September 19, 2008
Past, Future Intersect Elgin’s First Congregational Looks to Origins to Restore ’60s Wing
By Jerry Turnquist
One of Elgin's most historic buildings is about to look even more historic.
In the next few weeks, the First Congregational Church of Elgin - a church that traces its roots to the city's founder, and whose building has served as a community center equivalent to the Hemmens Cultural Center - will launch a campaign to restore its 1960s wing. This will result in a building that is a better historical fit on the outside, and more functional on the inside.
Looking historic won't be hard to do for this congregation that dates from Elgin's beginning.
Church records show that First Congregational got its start in the log cabin of Elgin's founder, James T. Gifford - a landmark that existed only three blocks from the current church structure.

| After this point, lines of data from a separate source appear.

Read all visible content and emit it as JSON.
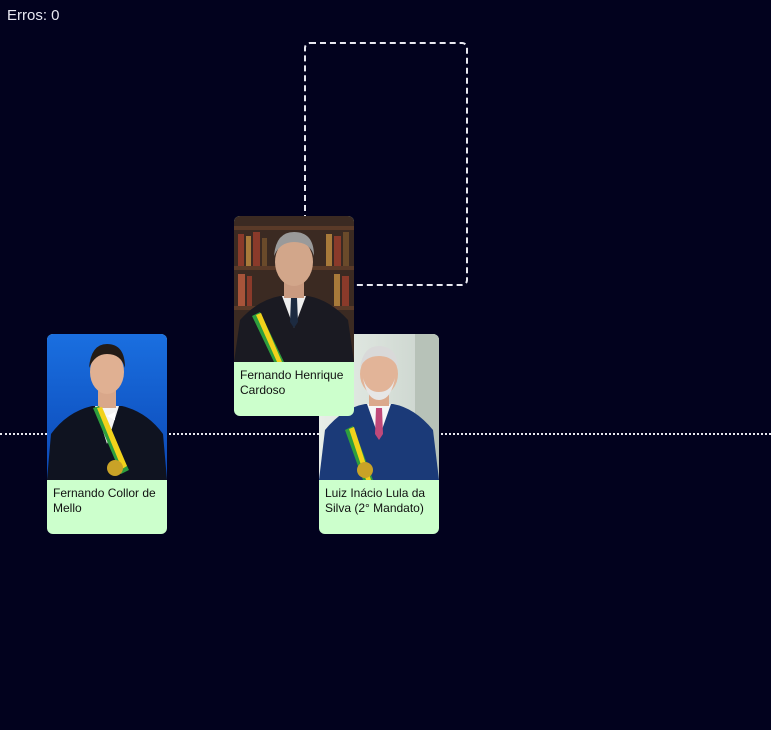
{
  "errors_label": "Erros: 0",
  "cards": [
    {
      "name": "Fernando Collor de Mello",
      "photo": "portrait-collor-icon"
    },
    {
      "name": "Fernando Henrique Cardoso",
      "photo": "portrait-fhc-icon"
    },
    {
      "name": "Luiz Inácio Lula da Silva (2° Mandato)",
      "photo": "portrait-lula-icon"
    }
  ],
  "colors": {
    "background": "#02021e",
    "card": "#ccffcc",
    "line": "#e8e8f0",
    "sash_green": "#2e9e3e",
    "sash_yellow": "#f2d21b"
  }
}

First Congregational Church's present building - its third, and the one officials are planning to renovate - was constructed at the corner of Chicago and Center streets in 1889 at a cost of $35,000. Designed with red pressed brick and brownstone trim, the interior was laid out as a "church in the round," or the "Akron" style popular at the time. The sanctuary also included an organ with over 250 pipes - an instrument that still ranks as one of the largest in the Fox Valley.
The large seating capacity of First Congregational soon made it a community auditorium on a par with the Hemmens Cultural Center today. Jane Addams, Booker T. Washington and John Dewey were among the notables who spoke in the building. The sanctuary also served as the site of high school graduations and other community functions.
Post-World War II growth led to the demolition of an eastern portion of the building and the construction of an education wing in its place.
"We held Sunday school classes at nearby Franklin School before that," said longtime member Mary Vickers.
The new facility also included a chapel, a new office and a fellowship hall.
But the years have been hard on this building, which has not undergone any major renovations since the 1960s. This new work will especially target classrooms and the library. New washrooms, an elevator and church offices will be included.
Perhaps the most visible renovation will be the building's exterior. Instead of the 1960s appearance, the outside will boast a design more compatible with the building's original 1880s exterior. All plans are being drawn by church member Chuck Cassell of Burnidge Cassell Associates.
But more than bricks and mortar mark the vibrancy of this congregation, which has been active in the city's food pantry, Soup Kettle and Public Action to Deliver Shelter, and was once instrumental in securing a new building for the Community Crisis Center.
In addition to an active music program that has included some of the most talented people in the area, First Congregational boasts weekly adult formation classes that touch on everything from Bible study to current politics.
There are also a variety of other groups: ones for mothers as well as people interested in drama or crafts. For members who can't make it to church, streaming video of the services is available on the Internet.
And, just how will these renovations be paid for?
A campaign called "Transforming the Church Brick by Brick" has been launched by congregation members. They are exploring various avenues for fundraising and donations, such as musical performances, plays and plant sales.
Church leaders admit in their literature that the task is a "daunting one" but feel they can accomplish it.
Any funds from outside sources are also being pursued, and would be a most welcome help to make the project a reality, they add.
While some of its neighboring congregations have relocated outside downtown Elgin, First Congregational sees its mission better fulfilled by remaining in the historic building. Church members say the entire building will be an expression of their "Christian Covenant Community."
For further information, visit www.fcc-elgin.org or call (847) 741-4045.
Historic district regulations
Exterior work within the Elgin Historic District, including that being done at First Congregational Church, is governed by the Elgin Historic Preservation Ordinance - regulations in effect since 1984. Before beginning, applicants must secure a Certificate of Appropriateness, or COA. There is no cost for the application. All projects also must have any applicable building permits.
While approval for routine work is often given by city staff within a short period of time, some proposals advance to the Elgin Heritage Commission's Design Review Subcommittee to ensure that the proposed work meets the standards of "The Design Guideline Manual for Landmarks and Historic Districts." The design guidelines do not dictate exterior color or interior renovations.
Elgin also has three other historic districts and fourteen local landmarks governed by the ordinance. Over 6,000 COAs have been issued since the regulation's inception. Applicants who disagree with decisions by city staff or the Design Review Subcommittee may appeal their case to the full Heritage Commission and ultimately to the city council - something that has only happened a handful of times in nearly two decades. A full copy of the design guidelines is available at www.cityofelgin.org.